On Tue, Dec 2, 2025 at 6:10 AM Pratyush Yadav pratyush@kernel.org wrote:
On Mon, Dec 01 2025, Pasha Tatashin wrote:
On Wed, Nov 26, 2025 at 2:36 PM David Matlack dmatlack@google.com wrote:
[...]
FLB Locking
I don't see a way to properly synchronize pci_flb_finish() with pci_liveupdate_incoming_is_preserved() since the incoming FLB mutex is dropped by liveupdate_flb_get_incoming() when it returns the pointer to the object, and taking pci_flb_incoming_lock in pci_flb_finish() could result in a deadlock due to reversing the lock ordering.
My mental model for FLB is that it is a dependency for files, so it should always be created (aka prepare) before _any_ of the files, and always destroyed (aka finish) after _all_ of the files.
By the time the FLB is being finished, all the files for that FLB should also be finished, so there should no longer be a user of the FLB.
Once all of the files are finished, it should be LUO's responsibility to make sure liveupdate_flb_get_incoming() returns an error _before_ it starts doing the FLB finish. And in FLB finish you should not be needing to take any locks.
Why do you want to use the FLB when it is being finished?
The next patch looks at the PCI FLB anytime a device is probed, which could could race with the last device file getting finished causing the FLB to be freed.
However, it looks like I am going to drop that patch. But the PCI FLB is still used in PATCH 08 [1] whenever userspace opens a VFIO cdev or issues the VFIO_GROUP_GET_DEVICE_FD ioctl to check of the underlying PCI device was preserved.
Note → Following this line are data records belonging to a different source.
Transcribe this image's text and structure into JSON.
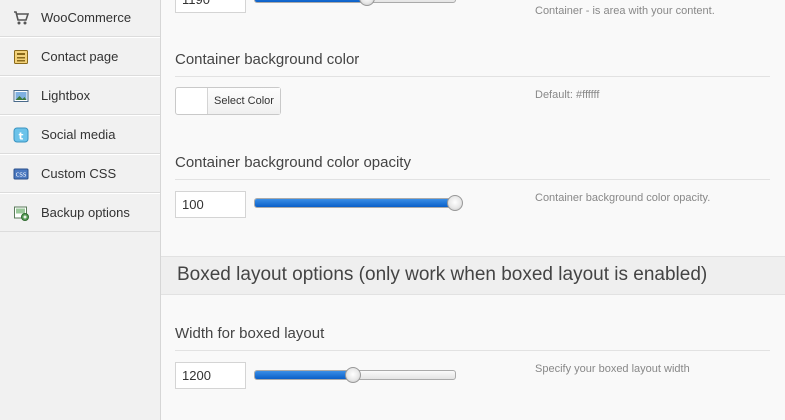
{
  "sidebar": {
    "items": [
      {
        "label": "WooCommerce",
        "icon": "cart-icon"
      },
      {
        "label": "Contact page",
        "icon": "contact-card-icon"
      },
      {
        "label": "Lightbox",
        "icon": "picture-icon"
      },
      {
        "label": "Social media",
        "icon": "twitter-icon"
      },
      {
        "label": "Custom CSS",
        "icon": "css-icon"
      },
      {
        "label": "Backup options",
        "icon": "backup-icon"
      }
    ]
  },
  "top_section": {
    "input_value": "1190",
    "slider_fraction": 0.56,
    "hint": "Container - is area with your content."
  },
  "bg_color": {
    "title": "Container background color",
    "button_label": "Select Color",
    "swatch_color": "#ffffff",
    "hint": "Default: #ffffff"
  },
  "bg_opacity": {
    "title": "Container background color opacity",
    "input_value": "100",
    "slider_fraction": 1.0,
    "hint": "Container background color opacity."
  },
  "boxed": {
    "header": "Boxed layout options (only work when boxed layout is enabled)",
    "width_title": "Width for boxed layout",
    "input_value": "1200",
    "slider_fraction": 0.49,
    "hint": "Specify your boxed layout width"
  },
  "colors": {
    "slider_fill": "#1a6fd6",
    "sidebar_bg": "#f1f1f1"
  }
}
Offline Jason suggested decoupling those checks from the FLB, so I'll look into doing that in the next version.
[1]https://lore.kernel.org/kvm/20251126193608.2678510-9-dmatlack@google.com/
I will re-introduce _lock/_unlock API to solve this issue.
FLB Retrieving
The first patch of this series includes a fix to prevent an FLB from being retrieved again it is finished. I am wondering if this is the right approach or if subsystems are expected to stop calling liveupdate_flb_get_incoming() after an FLB is finished.
IMO once the FLB is finished, LUO should make sure it cannot be retrieved, mainly so subsystem code is simpler and less bug-prone.
+1, and I think Pasha is going to do that in the next version of FLB.